Member Of Bihar Legislative Assembly For Barharia
- In office 2005–2020
- Preceded by: Baccha Pandey
- Constituency: Barharia

Personal details
- Born: 11 July 1963 (age 62) Tarwara, Siwan, Bihar
- Party: Janata Dal (United)
- Spouse: Kamlavati Devi
- Children: 3
- Education: 8th pass

= Shyam Bahadur Singh =

Indian politician

Shyam Bahadur Singh Patel (born 11 July 1963) is an Indian politician from Bihar. He is three time former member of the Bihar Legislative Assembly representing Janata Dal (United).

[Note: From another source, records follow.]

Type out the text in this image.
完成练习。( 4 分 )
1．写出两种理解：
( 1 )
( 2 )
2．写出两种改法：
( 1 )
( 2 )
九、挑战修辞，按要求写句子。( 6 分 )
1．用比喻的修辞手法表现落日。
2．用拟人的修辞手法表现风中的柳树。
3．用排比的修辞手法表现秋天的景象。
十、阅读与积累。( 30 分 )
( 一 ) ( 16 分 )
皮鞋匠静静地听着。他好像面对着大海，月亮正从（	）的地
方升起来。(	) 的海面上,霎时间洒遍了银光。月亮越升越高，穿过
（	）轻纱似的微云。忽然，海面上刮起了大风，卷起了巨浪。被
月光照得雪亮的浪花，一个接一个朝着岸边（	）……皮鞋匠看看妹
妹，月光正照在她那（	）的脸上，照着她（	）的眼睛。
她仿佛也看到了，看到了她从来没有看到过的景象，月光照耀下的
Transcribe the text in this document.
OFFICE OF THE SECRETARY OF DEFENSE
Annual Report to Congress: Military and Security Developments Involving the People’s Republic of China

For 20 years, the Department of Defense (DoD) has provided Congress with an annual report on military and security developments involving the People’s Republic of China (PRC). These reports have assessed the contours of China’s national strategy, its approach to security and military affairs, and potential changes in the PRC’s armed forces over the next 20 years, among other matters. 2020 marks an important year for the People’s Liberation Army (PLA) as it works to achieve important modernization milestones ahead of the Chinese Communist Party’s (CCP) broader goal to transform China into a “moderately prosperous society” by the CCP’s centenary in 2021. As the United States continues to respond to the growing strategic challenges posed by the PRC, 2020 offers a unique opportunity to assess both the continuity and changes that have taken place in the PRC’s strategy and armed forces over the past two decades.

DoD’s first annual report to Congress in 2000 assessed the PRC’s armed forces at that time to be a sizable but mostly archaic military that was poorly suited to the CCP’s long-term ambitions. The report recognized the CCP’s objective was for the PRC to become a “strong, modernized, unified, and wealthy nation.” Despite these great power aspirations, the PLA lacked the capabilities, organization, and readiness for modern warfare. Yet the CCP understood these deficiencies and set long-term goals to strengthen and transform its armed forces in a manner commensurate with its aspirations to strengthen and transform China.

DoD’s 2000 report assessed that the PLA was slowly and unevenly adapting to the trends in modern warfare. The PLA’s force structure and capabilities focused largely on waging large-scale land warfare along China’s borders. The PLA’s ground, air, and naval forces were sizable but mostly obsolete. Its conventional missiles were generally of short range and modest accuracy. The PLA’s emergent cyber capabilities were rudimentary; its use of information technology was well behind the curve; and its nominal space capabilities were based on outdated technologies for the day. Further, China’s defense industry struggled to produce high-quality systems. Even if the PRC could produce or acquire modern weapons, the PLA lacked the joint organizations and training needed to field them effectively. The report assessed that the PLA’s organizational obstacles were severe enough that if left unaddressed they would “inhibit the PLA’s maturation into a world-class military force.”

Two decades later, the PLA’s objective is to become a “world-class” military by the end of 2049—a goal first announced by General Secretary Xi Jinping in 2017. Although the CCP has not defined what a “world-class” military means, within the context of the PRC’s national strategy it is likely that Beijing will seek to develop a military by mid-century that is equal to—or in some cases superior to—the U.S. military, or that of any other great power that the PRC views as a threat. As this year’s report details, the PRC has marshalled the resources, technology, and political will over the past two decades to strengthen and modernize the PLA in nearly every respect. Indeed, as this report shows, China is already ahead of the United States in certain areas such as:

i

== Early life and education ==
Singh was born in Tarwara, Siwan district, Bihar. He is the son of Suryadev Singh. He passed Class 8 in 1972 at Government High School, Din Dayalpur, Tarwara. Later, he discontinued his studies. He married Kamlavati Devi, and they have three children.

== Career ==
Bahadur Singh became an MLA for the first time winning the October 2005 Bihar Legislative Assembly election from Ziradei Assembly constituency representing Janata Dal (United). Later, he won two more times from Barharia Assembly constituency in 2010 and 2015 Bihar Legislative Assembly election representing Janata Dal (United).